Oregon State builds AI to predict whether a pesticide will harm bees

Researchers in the Oregon State University College of Engineering have harnessed the power of artificial intelligence to help protect bees from pesticides. pesticide toxicity graphic

Cory Simon, assistant professor of chemical engineering, and Xiaoli Fern, associate professor of computer science, led the project, which involved training a machine learning model to predict whether any proposed new herbicide, fungicide, or insecticide would be toxic to honey bees based on the compound’s molecular structure.

The findings, featured on the cover of The Journal of Chemical Physics in a special issue, “Chemical Design by Artificial Intelligence,” is important because many fruits, nut, vegetable, and seed crops rely on bee pollination.

Without bees to transfer the pollen needed for reproduction, almost 100 commercial crops in the United States would vanish. Bees’ global economic impact is annually estimated to exceed $100 billion.

“Pesticides are widely used in agriculture, which increase crop yield and provide food security, but pesticides can harm off-target species like bees,” Simon said. “And since insects, weeds, etc. eventually evolve resistance, new pesticides must continually be developed, ones that don’t harm bees.”

Graduate students Ping Yang and Adrian Henle used honey bee toxicity data from pesticide exposure experiments, involving nearly 400 different pesticide molecules, to train an algorithm to predict if a new pesticide molecule would be toxic to honey bees.

“The model represents pesticide molecules by the set of random walks on their molecular graphs,” Yang said.

A random walk is a mathematical concept that describes any meandering path, such as on the complicated chemical structure of a pesticide, where each step along the path is decided by chance, as if by coin tosses.

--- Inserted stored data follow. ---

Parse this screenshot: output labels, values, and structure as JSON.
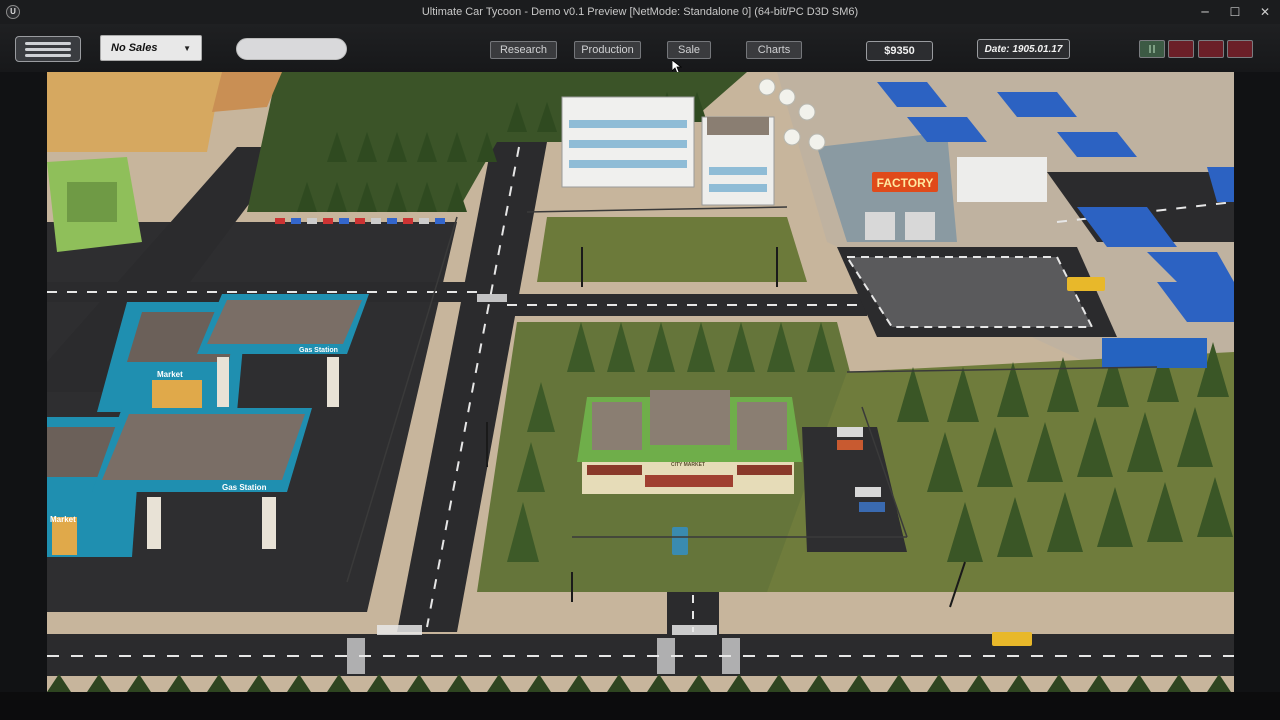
{
  "window": {
    "title": "Ultimate Car Tycoon - Demo v0.1 Preview [NetMode: Standalone 0]  (64-bit/PC D3D SM6)",
    "app_icon": "unreal-logo-icon",
    "controls": {
      "minimize": "─",
      "maximize": "☐",
      "close": "✕"
    }
  },
  "toolbar": {
    "menu_icon": "hamburger-menu-icon",
    "sales_dropdown": {
      "selected": "No Sales",
      "caret": "▼"
    },
    "search_value": "",
    "tabs": [
      {
        "label": "Research"
      },
      {
        "label": "Production"
      },
      {
        "label": "Sale"
      },
      {
        "label": "Charts"
      }
    ],
    "money": "$9350",
    "date": "Date: 1905.01.17",
    "speed_controls": [
      {
        "name": "pause-button",
        "color": "#3c5a44"
      },
      {
        "name": "speed-1-button",
        "color": "#6b1f28"
      },
      {
        "name": "speed-2-button",
        "color": "#6b1f28"
      },
      {
        "name": "speed-3-button",
        "color": "#6b1f28"
      }
    ]
  },
  "scene": {
    "signs": {
      "factory": "FACTORY",
      "market_top": "Market",
      "gas_top": "Gas Station",
      "market_bottom": "Market",
      "gas_bottom": "Gas Station",
      "supermarket": "CITY MARKET"
    },
    "colors": {
      "grass": "#6c7a3a",
      "road": "#2b2b2d",
      "sidewalk": "#c7b59c",
      "tree": "#3f5a2a",
      "factory_sign": "#e04a1a",
      "gas_blue": "#1f8fb0"
    }
  }
}
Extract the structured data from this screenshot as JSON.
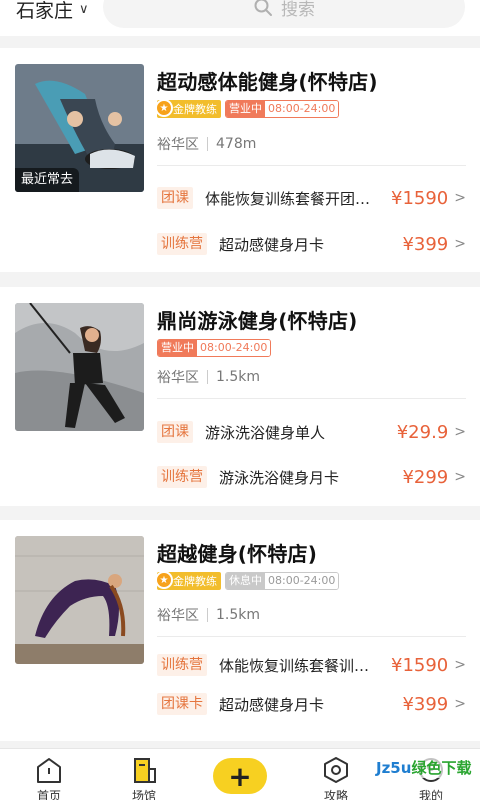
{
  "header": {
    "city": "石家庄",
    "search_placeholder": "搜索"
  },
  "venues": [
    {
      "title": "超动感体能健身(怀特店)",
      "gold_coach": "金牌教练",
      "status_label": "营业中",
      "hours": "08:00-24:00",
      "district": "裕华区",
      "distance": "478m",
      "recent_label": "最近常去",
      "deals": [
        {
          "tag": "团课",
          "name": "体能恢复训练套餐开团…",
          "price": "¥1590"
        },
        {
          "tag": "训练营",
          "name": "超动感健身月卡",
          "price": "¥399"
        }
      ]
    },
    {
      "title": "鼎尚游泳健身(怀特店)",
      "status_label": "营业中",
      "hours": "08:00-24:00",
      "district": "裕华区",
      "distance": "1.5km",
      "deals": [
        {
          "tag": "团课",
          "name": "游泳洗浴健身单人",
          "price": "¥29.9"
        },
        {
          "tag": "训练营",
          "name": "游泳洗浴健身月卡",
          "price": "¥299"
        }
      ]
    },
    {
      "title": "超越健身(怀特店)",
      "gold_coach": "金牌教练",
      "status_label": "休息中",
      "hours": "08:00-24:00",
      "district": "裕华区",
      "distance": "1.5km",
      "deals": [
        {
          "tag": "训练营",
          "name": "体能恢复训练套餐训…",
          "price": "¥1590"
        },
        {
          "tag": "团课卡",
          "name": "超动感健身月卡",
          "price": "¥399"
        }
      ]
    }
  ],
  "bottom_nav": {
    "home": "首页",
    "venue": "场馆",
    "add": "+",
    "guide": "攻略",
    "mine": "我的"
  },
  "watermark": {
    "part1": "Jz5u",
    "part2": "绿色下载"
  },
  "colors": {
    "accent": "#f7d021",
    "price": "#e8623a",
    "gold": "#f2bd2c",
    "open": "#f07a5a",
    "closed": "#c9c9c9"
  }
}
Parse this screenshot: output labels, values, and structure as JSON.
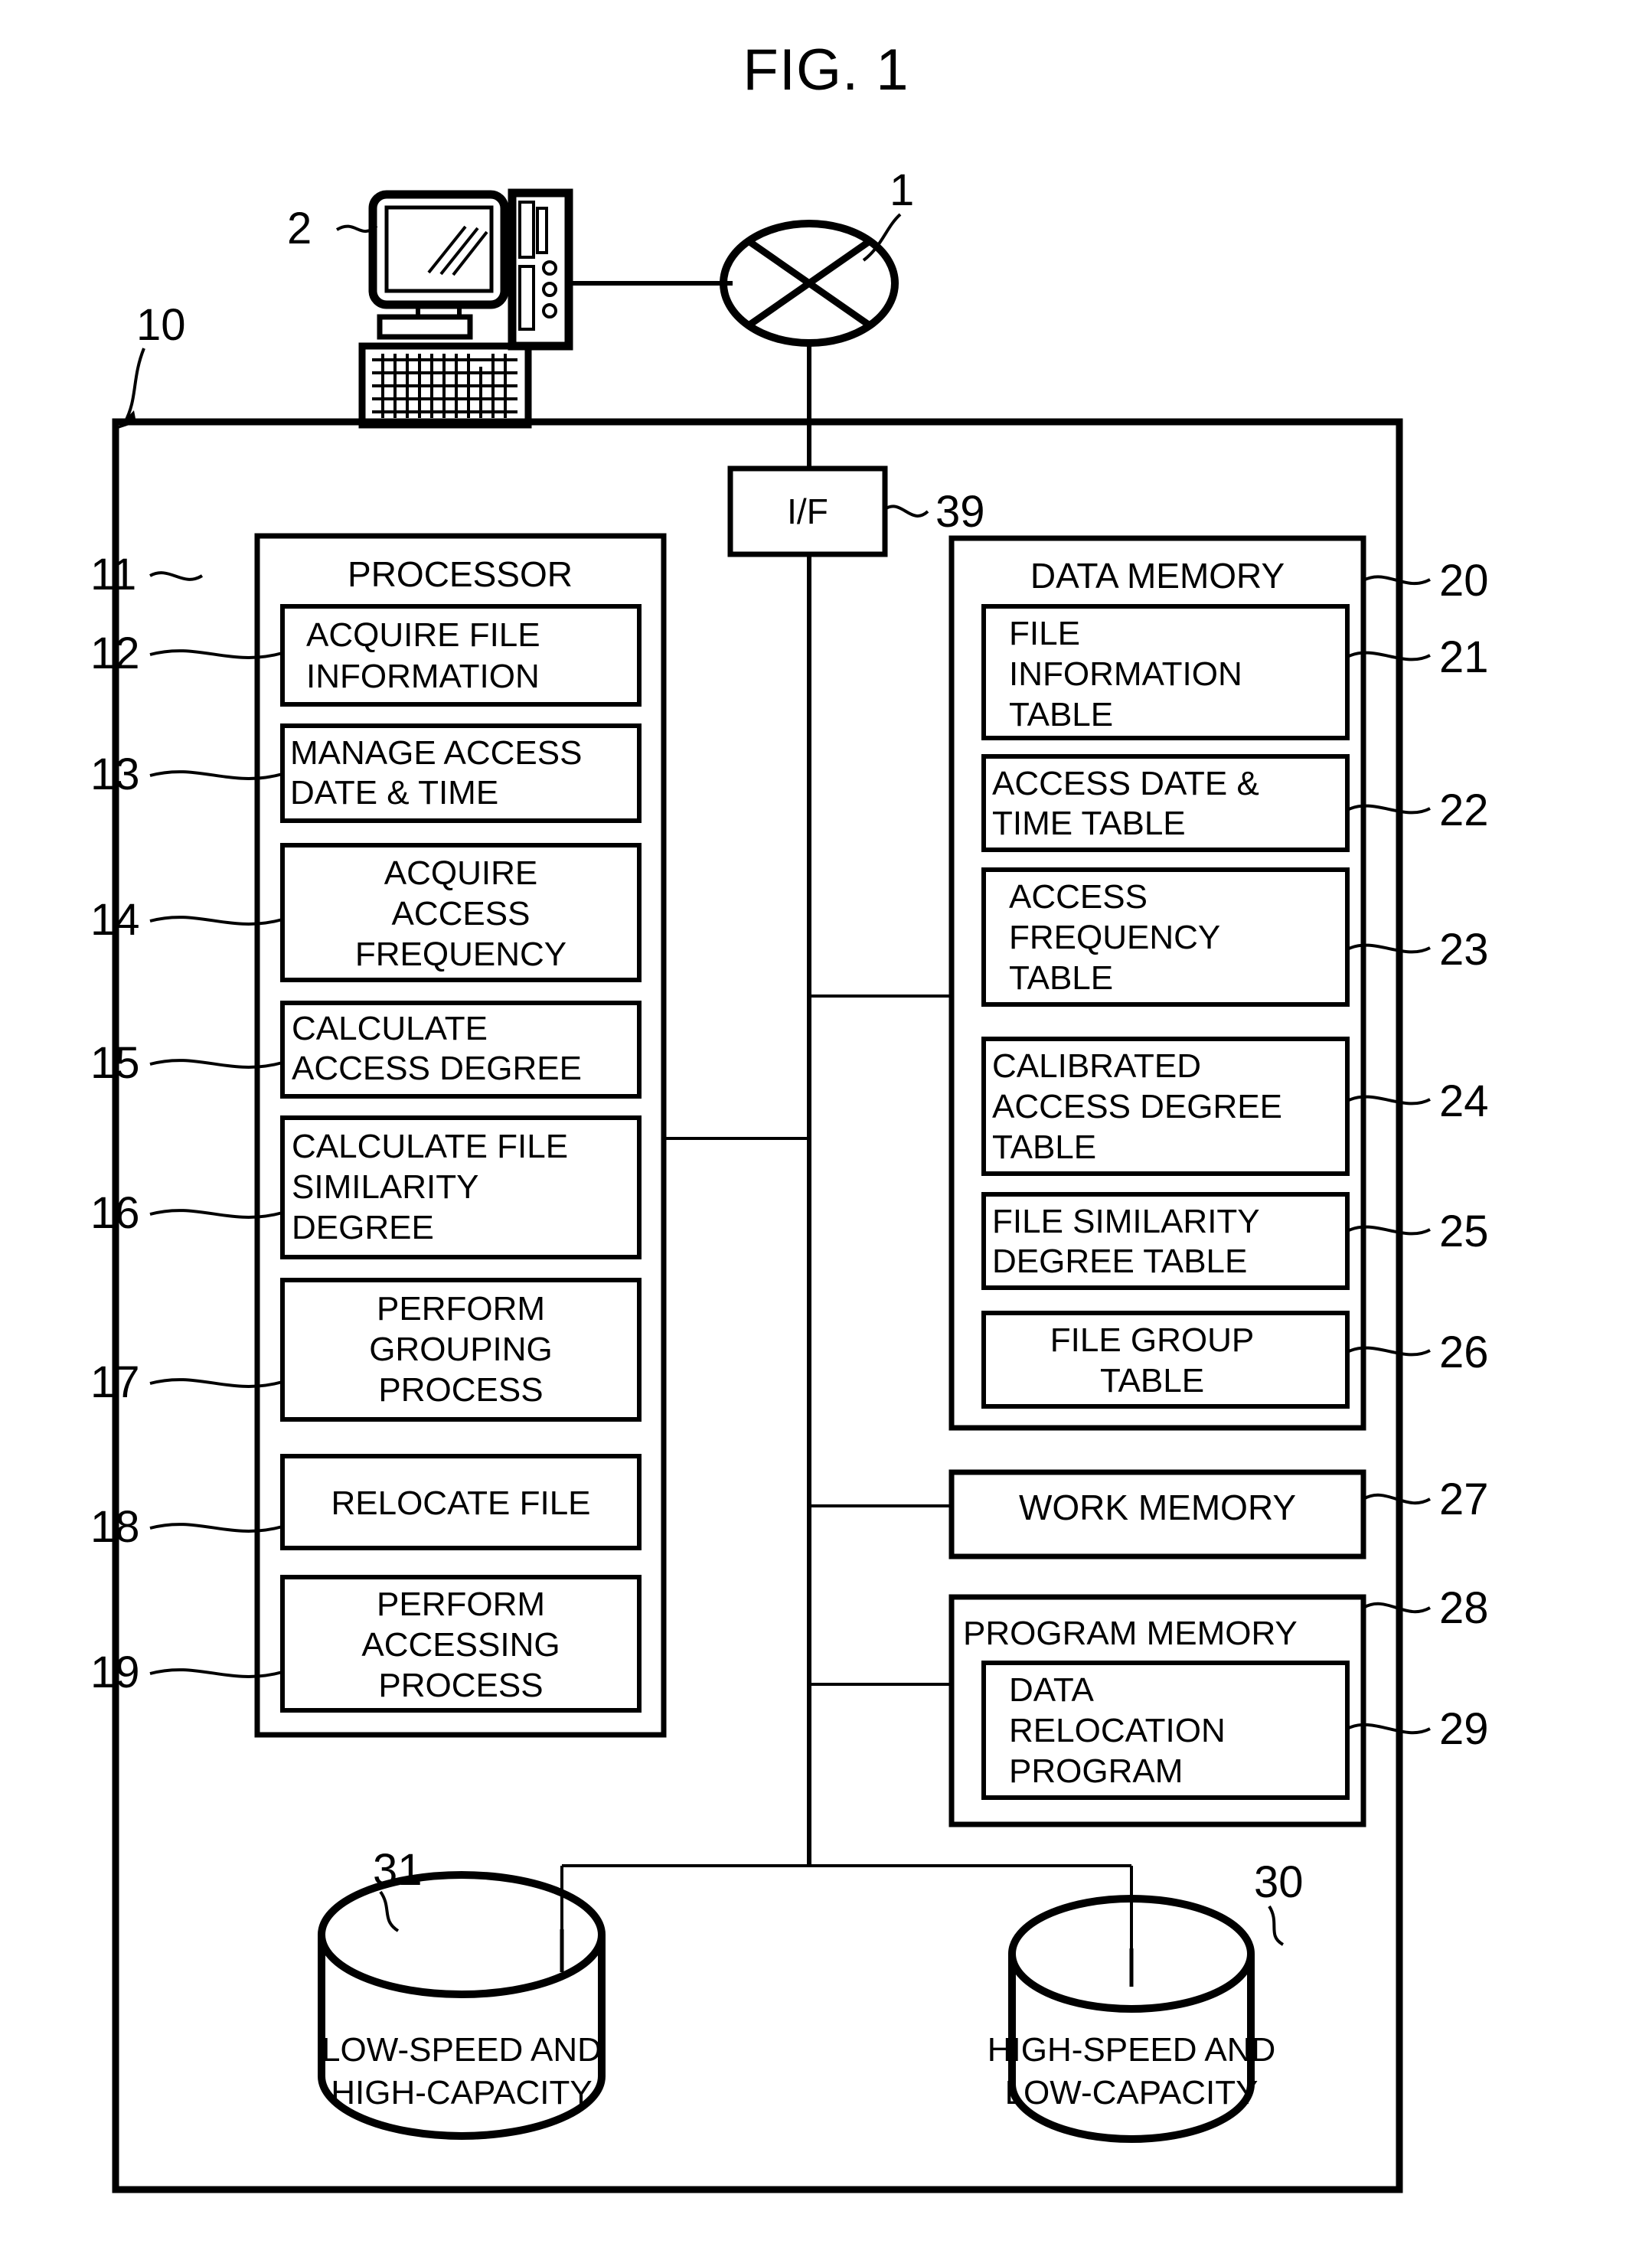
{
  "figure": {
    "title": "FIG. 1"
  },
  "refs": {
    "network": "1",
    "terminal": "2",
    "system": "10",
    "processor": "11",
    "acquire_file_information": "12",
    "manage_access_date_time": "13",
    "acquire_access_frequency": "14",
    "calculate_access_degree": "15",
    "calculate_file_similarity_degree": "16",
    "perform_grouping_process": "17",
    "relocate_file": "18",
    "perform_accessing_process": "19",
    "data_memory": "20",
    "file_information_table": "21",
    "access_date_time_table": "22",
    "access_frequency_table": "23",
    "calibrated_access_degree_table": "24",
    "file_similarity_degree_table": "25",
    "file_group_table": "26",
    "work_memory": "27",
    "program_memory": "28",
    "data_relocation_program": "29",
    "high_speed_storage": "30",
    "low_speed_storage": "31",
    "interface": "39"
  },
  "interface": {
    "label": "I/F"
  },
  "processor": {
    "heading": "PROCESSOR",
    "blocks": [
      {
        "ref": "12",
        "lines": [
          "ACQUIRE FILE",
          "INFORMATION"
        ],
        "align": "left"
      },
      {
        "ref": "13",
        "lines": [
          "MANAGE ACCESS",
          "DATE & TIME"
        ],
        "align": "left"
      },
      {
        "ref": "14",
        "lines": [
          "ACQUIRE",
          "ACCESS",
          "FREQUENCY"
        ],
        "align": "center"
      },
      {
        "ref": "15",
        "lines": [
          "CALCULATE",
          "ACCESS DEGREE"
        ],
        "align": "left"
      },
      {
        "ref": "16",
        "lines": [
          "CALCULATE FILE",
          "SIMILARITY",
          "DEGREE"
        ],
        "align": "left"
      },
      {
        "ref": "17",
        "lines": [
          "PERFORM",
          "GROUPING",
          "PROCESS"
        ],
        "align": "center"
      },
      {
        "ref": "18",
        "lines": [
          "RELOCATE FILE"
        ],
        "align": "center"
      },
      {
        "ref": "19",
        "lines": [
          "PERFORM",
          "ACCESSING",
          "PROCESS"
        ],
        "align": "center"
      }
    ]
  },
  "data_memory": {
    "heading": "DATA MEMORY",
    "blocks": [
      {
        "ref": "21",
        "lines": [
          "FILE",
          "INFORMATION",
          "TABLE"
        ],
        "align": "left"
      },
      {
        "ref": "22",
        "lines": [
          "ACCESS DATE &",
          "TIME TABLE"
        ],
        "align": "left"
      },
      {
        "ref": "23",
        "lines": [
          "ACCESS",
          "FREQUENCY",
          "TABLE"
        ],
        "align": "left"
      },
      {
        "ref": "24",
        "lines": [
          "CALIBRATED",
          "ACCESS DEGREE",
          "TABLE"
        ],
        "align": "left"
      },
      {
        "ref": "25",
        "lines": [
          "FILE SIMILARITY",
          "DEGREE TABLE"
        ],
        "align": "left"
      },
      {
        "ref": "26",
        "lines": [
          "FILE GROUP",
          "TABLE"
        ],
        "align": "center"
      }
    ]
  },
  "work_memory": {
    "label": "WORK MEMORY"
  },
  "program_memory": {
    "heading": "PROGRAM MEMORY",
    "block": {
      "ref": "29",
      "lines": [
        "DATA",
        "RELOCATION",
        "PROGRAM"
      ],
      "align": "left"
    }
  },
  "storage": {
    "low_speed": {
      "ref": "31",
      "lines": [
        "LOW-SPEED AND",
        "HIGH-CAPACITY"
      ]
    },
    "high_speed": {
      "ref": "30",
      "lines": [
        "HIGH-SPEED AND",
        "LOW-CAPACITY"
      ]
    }
  },
  "icons": {
    "network": "network-cloud-icon",
    "terminal": "computer-terminal-icon",
    "monitor": "monitor-icon",
    "keyboard": "keyboard-icon",
    "tower": "computer-tower-icon",
    "disk": "disk-cylinder-icon"
  },
  "colors": {
    "line": "#000000",
    "background": "#ffffff"
  }
}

Imagine, Yang explains, that you’re out for an aimless stroll along a pesticide’s chemical structure, making your way from atom to atom via the bonds that hold the compound together. You travel in random directions but keep track of your route, and the sequence of atoms and bonds that you visit. Then you go out on a different molecule, comparing the series of twists and turns to what you’ve done before.

“The algorithm declares two molecules similar if they share many walks with the same sequence of atoms and bonds,” Yang said. “Our model serves as a surrogate for a bee toxicity experiment and can be used to quickly screen proposed pesticide molecules for their toxicity.”